Use REST interface to get the same file as above. 

In [None]:
%%time
c=KEGG_retrieve('compound')
r=KEGG_retrieve('reaction')
k=KEGG_retrieve('ko')

cr=KEGG_link('compound','reaction')
rk=KEGG_link('reaction','ko')


In [None]:
kegg_crk = pd.merge(cr,rk, how='outer', indicator='merged_reactionlinks')
kegg_crk.head()

In [None]:
kegg_crk.describe()

In [None]:
kegg_crk.merged_reactionlinks.value_counts()

In [None]:
#add in desc
for d in c, r, k:
    mergeind='merged_'+d.columns.name
    kegg_crk = pd.merge(kegg_crk,d, how='outer', indicator=mergeind)
    print(kegg_crk[mergeind].value_counts())

kegg_crk.head()

In [None]:
kegg_crk.describe()

In [None]:
kegg_crk=kegg_crk.drop(kegg_crk.columns[kegg_crk.columns.str.match(r'merged_.*')], axis=1)


In [None]:
kegg_crk.to_csv('kegg/merged_crk.tsv', sep='\t')

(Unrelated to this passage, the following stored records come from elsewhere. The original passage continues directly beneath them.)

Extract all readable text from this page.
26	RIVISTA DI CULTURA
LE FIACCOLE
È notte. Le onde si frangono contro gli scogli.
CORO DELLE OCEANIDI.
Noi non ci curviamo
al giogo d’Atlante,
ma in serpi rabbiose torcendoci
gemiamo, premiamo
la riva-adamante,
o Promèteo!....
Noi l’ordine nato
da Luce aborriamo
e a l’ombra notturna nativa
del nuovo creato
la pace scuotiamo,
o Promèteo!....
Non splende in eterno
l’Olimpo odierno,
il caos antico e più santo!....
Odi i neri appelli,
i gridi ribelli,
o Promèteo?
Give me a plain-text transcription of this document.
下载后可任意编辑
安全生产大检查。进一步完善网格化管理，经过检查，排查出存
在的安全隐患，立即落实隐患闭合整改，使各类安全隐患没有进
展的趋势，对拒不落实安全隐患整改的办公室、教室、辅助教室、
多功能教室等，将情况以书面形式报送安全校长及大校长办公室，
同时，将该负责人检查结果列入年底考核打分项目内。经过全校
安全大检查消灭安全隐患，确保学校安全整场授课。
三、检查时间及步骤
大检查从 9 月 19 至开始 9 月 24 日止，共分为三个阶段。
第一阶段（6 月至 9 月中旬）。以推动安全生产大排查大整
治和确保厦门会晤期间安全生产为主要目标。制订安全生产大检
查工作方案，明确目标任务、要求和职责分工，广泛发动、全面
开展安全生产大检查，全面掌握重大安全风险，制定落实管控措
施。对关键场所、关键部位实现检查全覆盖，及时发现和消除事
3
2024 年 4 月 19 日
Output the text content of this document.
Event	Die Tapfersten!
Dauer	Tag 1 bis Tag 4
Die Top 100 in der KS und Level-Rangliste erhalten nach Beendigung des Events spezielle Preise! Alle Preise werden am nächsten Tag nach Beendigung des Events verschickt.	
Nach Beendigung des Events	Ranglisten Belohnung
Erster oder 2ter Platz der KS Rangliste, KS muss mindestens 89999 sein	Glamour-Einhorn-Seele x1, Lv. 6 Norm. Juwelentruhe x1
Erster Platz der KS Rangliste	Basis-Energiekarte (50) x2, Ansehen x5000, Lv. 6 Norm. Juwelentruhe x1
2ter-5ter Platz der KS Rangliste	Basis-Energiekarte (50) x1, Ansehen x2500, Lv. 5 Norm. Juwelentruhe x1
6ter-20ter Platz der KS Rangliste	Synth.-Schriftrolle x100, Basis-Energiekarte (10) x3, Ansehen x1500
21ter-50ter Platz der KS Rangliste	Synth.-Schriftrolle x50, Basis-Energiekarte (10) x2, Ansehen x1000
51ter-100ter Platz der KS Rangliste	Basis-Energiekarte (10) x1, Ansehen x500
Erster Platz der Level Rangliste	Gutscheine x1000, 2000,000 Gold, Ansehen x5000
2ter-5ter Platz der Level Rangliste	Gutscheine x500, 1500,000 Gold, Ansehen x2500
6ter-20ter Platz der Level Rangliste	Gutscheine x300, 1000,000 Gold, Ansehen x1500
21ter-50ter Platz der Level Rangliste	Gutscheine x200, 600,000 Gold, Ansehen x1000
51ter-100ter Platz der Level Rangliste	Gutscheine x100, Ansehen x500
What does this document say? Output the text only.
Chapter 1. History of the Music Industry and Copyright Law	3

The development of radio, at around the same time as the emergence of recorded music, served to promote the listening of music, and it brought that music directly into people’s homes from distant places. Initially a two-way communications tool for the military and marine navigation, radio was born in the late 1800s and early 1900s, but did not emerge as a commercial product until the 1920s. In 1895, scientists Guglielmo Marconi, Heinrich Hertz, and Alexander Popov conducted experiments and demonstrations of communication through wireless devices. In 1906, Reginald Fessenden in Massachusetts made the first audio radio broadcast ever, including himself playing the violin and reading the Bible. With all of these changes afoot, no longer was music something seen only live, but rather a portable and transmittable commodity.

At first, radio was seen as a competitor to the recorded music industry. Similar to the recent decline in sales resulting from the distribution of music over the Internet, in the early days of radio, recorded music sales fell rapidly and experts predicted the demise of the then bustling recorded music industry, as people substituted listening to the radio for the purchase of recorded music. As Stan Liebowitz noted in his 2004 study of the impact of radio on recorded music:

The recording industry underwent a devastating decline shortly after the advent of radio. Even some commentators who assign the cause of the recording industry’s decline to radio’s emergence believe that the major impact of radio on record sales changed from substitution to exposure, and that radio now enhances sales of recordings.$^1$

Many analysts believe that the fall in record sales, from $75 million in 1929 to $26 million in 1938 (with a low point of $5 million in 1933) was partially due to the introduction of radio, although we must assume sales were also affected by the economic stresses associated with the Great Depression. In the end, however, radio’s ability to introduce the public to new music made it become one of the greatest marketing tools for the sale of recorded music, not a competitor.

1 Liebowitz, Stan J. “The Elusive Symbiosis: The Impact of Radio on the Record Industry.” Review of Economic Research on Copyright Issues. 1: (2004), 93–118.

## pull out uniq compounds from metabolon and link to ko to exsplore data

In [None]:
#pull out unique CID for KEGG lookup
metabolonKEGG=pd.Series(chem_meta['KEGG'].dropna().unique())
            
#occasionally there is a drug / compound cross-ref, er wna tthe compound
def getCID(KEGGstr):
    ids=[c for c in KEGGstr.split(',') if c[0]=='C']
    if len(ids)==1: return ids[0]
    else: return KEGGstr

#drop dupes again in case the drug ones were dupes
metabolonKEGG=metabolonKEGG.apply(getCID).dropna().unique()
metabolonKEGG=pd.DataFrame(metabolonKEGG, columns=['cpd'])

In [None]:
metabolon_crk=pd.merge(metabolonKEGG, kegg_crk, how='left', indicator='merged')

In [None]:
print(len(metabolon_crk))
metabolon_crk.describe()

### common cpd are not usefull to trace into rxn and genes

In [None]:
for desc in metabolon_crk.columns[metabolon_crk.columns.str.match(r'.*_description')]:
    print('\n'+desc)
    print(metabolon_crk[desc].value_counts(ascending=False).head(20))

In [None]:
#common cpd are not usefull to trace into rxn and genes
metabolon_crk['cpd'].value_counts(ascending=False).head(20)

In [None]:
#drop ATP, ADP, NAD, NADH, Phosphate, ect
c.head(17)
    

In [None]:
fromcommon=metabolon_crk[metabolon_crk['cpd'].isin(c.head(17)['cpd'])]
print('WARNING: these very common cofactors are found in the dataset')
fromcommon['cpd_description'].value_counts()

### remerge

In [None]:
metabolon_crk=pd.merge(metabolonKEGG, kegg_crk, how='left', indicator='merged')

print('WARNING: dropping H2O, NAD(P)/H, ATP/ADP, and PO4')
print('was %s lines' % len(metabolon_crk))

droplist=set('''C00001
C00002
C00003
C00004
C00005
C00006
C00008
C00009'''.split())

#merge just like above, but remove the common cofactors from metabolon list first, so as not to pull in junk
metabolon_crk=pd.merge(metabolonKEGG[~metabolonKEGG['cpd'].isin(droplist)], kegg_crk, how='left', indicator='merged')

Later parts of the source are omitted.